Mary Cassatt, Lilacs in a Window (1880-83); in the Public Parks/Private Gardens exhibition, summer 2018 (image from The Met’s Collection database)

 

 

Form vs. Bodily Function: Henri Matisse and Robert Gober Shows at MoMA

(both through early 2015)

In many ways, these two shows jointly display the polar opposite outer limits of what (Western) art has encompassed over the past century (roughly). Virtually the only thing that joins them here are MoMA’s ticket prices (no joke; it’s all-in-one visits, for better or worse).

Matisse: close-up time for the famed “cut-outs,” for which,  needless to say,  we (artsy folk) have been long and well primed.  I was all set to admire them breezily, secretly precipitating an inner “meh” after decades of deconstructing and reconstructing (and back again) various aspects of the oeuvre in general. I was way off—and, dare I say, (sure) blown away.

The chroma-brilliant, extensive floor-to-ceiling display of leafy squiggles, spirals, squirts, stars, sea creatures and hand-hewn geometry brings a whole new connotation to the how-little-can-I-get-away-with-and-exploit-to-the-max approach to art—in the just-form-but-what-form genus. The universally (yes) acclaimed jazzy dancers and circuses bounce around the walls; watery scenarios especially stand out—all of it, equal parts autonomy and carefully eyed and adjusted placements of raw-cut, rainbow-hued shapes, from miniscule to monumental.  Some of the less familiar (to me) were mural-scale works featuring semi-schematic arrangements of skewed, simplified objects and forms from nature, suggesting, but never quite becoming, all-over abstraction, as well as coded, semiotic fields. A room of the fragmented blue nudes evoke the forthcoming ones from Yves Kleins more than ever (not least in eliding respective metaphoric and literal use of women’s bodies), but here, Matisse really gets off with a “never mind” due to his inimitable anthropomorphic puzzle-ry.  His diversity within the intuitive boundaries of his late-discovered, shape-shifting discipline dazzles.  The exhibition is amply informative on technique, including footage of the cagey, quietly cranky old artist communing with his assistants, scraps, and shears.
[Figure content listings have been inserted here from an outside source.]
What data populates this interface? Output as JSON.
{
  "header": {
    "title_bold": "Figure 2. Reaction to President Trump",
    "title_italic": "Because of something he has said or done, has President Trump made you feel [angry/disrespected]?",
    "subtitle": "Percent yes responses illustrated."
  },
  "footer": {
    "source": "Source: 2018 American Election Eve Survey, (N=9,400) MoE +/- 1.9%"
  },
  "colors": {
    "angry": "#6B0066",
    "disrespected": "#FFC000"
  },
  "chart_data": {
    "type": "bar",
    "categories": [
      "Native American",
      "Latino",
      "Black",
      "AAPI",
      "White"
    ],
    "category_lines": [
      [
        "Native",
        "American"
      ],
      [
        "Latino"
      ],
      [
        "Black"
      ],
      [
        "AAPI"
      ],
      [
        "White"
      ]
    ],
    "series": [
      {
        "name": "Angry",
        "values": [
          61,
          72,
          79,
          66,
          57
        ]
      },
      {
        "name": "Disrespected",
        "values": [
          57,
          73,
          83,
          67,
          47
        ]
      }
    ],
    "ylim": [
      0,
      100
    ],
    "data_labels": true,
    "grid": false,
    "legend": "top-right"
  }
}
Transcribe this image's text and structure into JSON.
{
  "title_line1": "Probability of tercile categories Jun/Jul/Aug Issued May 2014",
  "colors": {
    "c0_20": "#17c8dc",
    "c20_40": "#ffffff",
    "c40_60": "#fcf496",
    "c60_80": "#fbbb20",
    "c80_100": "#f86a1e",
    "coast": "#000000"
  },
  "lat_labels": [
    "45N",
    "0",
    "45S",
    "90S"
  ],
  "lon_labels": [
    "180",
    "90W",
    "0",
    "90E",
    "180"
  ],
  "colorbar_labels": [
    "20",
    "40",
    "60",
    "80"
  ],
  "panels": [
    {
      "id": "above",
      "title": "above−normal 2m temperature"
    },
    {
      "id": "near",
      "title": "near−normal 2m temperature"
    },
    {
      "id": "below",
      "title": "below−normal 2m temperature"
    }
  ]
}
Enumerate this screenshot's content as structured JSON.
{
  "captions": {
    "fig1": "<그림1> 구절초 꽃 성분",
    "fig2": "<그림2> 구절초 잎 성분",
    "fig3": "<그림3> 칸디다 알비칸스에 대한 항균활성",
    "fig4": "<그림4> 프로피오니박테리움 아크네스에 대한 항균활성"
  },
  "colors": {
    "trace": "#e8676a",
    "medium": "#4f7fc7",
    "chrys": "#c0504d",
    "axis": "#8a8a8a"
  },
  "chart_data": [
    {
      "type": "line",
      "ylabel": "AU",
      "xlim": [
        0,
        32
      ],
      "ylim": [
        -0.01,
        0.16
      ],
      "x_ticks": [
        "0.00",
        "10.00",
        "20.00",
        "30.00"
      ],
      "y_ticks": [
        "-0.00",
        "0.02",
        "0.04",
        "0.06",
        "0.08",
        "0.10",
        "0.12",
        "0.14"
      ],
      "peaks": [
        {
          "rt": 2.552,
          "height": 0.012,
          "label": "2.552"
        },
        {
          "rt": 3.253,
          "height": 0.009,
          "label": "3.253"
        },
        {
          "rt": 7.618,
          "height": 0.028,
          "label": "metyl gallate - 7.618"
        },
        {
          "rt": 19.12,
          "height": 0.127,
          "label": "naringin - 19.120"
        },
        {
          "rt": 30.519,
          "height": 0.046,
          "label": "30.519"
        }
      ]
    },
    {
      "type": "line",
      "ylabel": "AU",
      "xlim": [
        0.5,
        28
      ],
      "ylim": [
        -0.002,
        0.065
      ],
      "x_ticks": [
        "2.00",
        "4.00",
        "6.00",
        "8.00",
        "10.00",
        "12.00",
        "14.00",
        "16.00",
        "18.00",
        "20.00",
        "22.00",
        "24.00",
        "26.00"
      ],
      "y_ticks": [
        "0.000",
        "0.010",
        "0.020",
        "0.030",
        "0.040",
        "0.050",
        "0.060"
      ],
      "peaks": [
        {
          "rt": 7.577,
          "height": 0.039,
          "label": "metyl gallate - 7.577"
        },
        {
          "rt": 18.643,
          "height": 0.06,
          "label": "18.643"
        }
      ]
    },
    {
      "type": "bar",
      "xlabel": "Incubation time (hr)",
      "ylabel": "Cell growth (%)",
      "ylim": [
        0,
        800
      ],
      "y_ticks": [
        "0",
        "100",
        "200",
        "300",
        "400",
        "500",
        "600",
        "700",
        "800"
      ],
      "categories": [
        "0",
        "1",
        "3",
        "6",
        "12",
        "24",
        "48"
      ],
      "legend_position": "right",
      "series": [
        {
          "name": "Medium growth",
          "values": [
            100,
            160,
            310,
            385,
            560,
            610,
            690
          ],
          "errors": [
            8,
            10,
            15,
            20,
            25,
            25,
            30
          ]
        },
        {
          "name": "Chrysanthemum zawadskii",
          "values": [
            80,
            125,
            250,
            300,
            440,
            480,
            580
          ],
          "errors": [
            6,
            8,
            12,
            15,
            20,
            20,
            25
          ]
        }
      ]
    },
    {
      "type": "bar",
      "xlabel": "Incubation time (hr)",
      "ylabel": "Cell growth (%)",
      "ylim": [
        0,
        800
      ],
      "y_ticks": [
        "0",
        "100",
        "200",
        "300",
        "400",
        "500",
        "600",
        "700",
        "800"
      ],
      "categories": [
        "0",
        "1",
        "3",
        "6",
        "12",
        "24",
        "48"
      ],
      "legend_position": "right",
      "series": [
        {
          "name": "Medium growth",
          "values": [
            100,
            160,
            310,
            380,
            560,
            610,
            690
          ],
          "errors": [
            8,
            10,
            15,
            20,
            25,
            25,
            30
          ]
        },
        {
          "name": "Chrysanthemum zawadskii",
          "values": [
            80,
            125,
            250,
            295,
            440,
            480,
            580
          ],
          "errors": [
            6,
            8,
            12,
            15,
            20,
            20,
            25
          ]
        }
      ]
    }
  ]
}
Gober, well, he’s definitely out there—has been from the beginning of his public art career in the ‘80s. It’s a Freudian field day–in America, for sure–with sinisterly reconfigured baby cribs, signature hand-fabricated kitchen sinks popping up everywhere, and hairy prosthetic legs sprouting candles, not to mention penises, and even a few vaginas. Some partial bodies are hidden behind half-open doors in spaces cut off from viewers; and one gallery has been transformed into a painted Freudian forest, punctuated by an over-sized synthetic cigar sculpture among other “fetish” objects in its environs. Most of the work adds up (as far as content) – what doesn’t, well, there’s plenty on view in this mid-career retro.   You get the main idea/s, because Gober never lets up with his intensely human grotesqueries, which sometimes represent missing, or absent souls: longing, lost innocence, the brevity and fragility of childhood, metaphors of cleanliness linked to sex, illness, disaster, death, commemoration. It’s an impressively brave oeuvre and approaches in places the sublime (in lieu of the beautiful).  The coup de grace is a Christ-figure fountain with water shooting from the nipples.  Pain, renewal, Surrealism.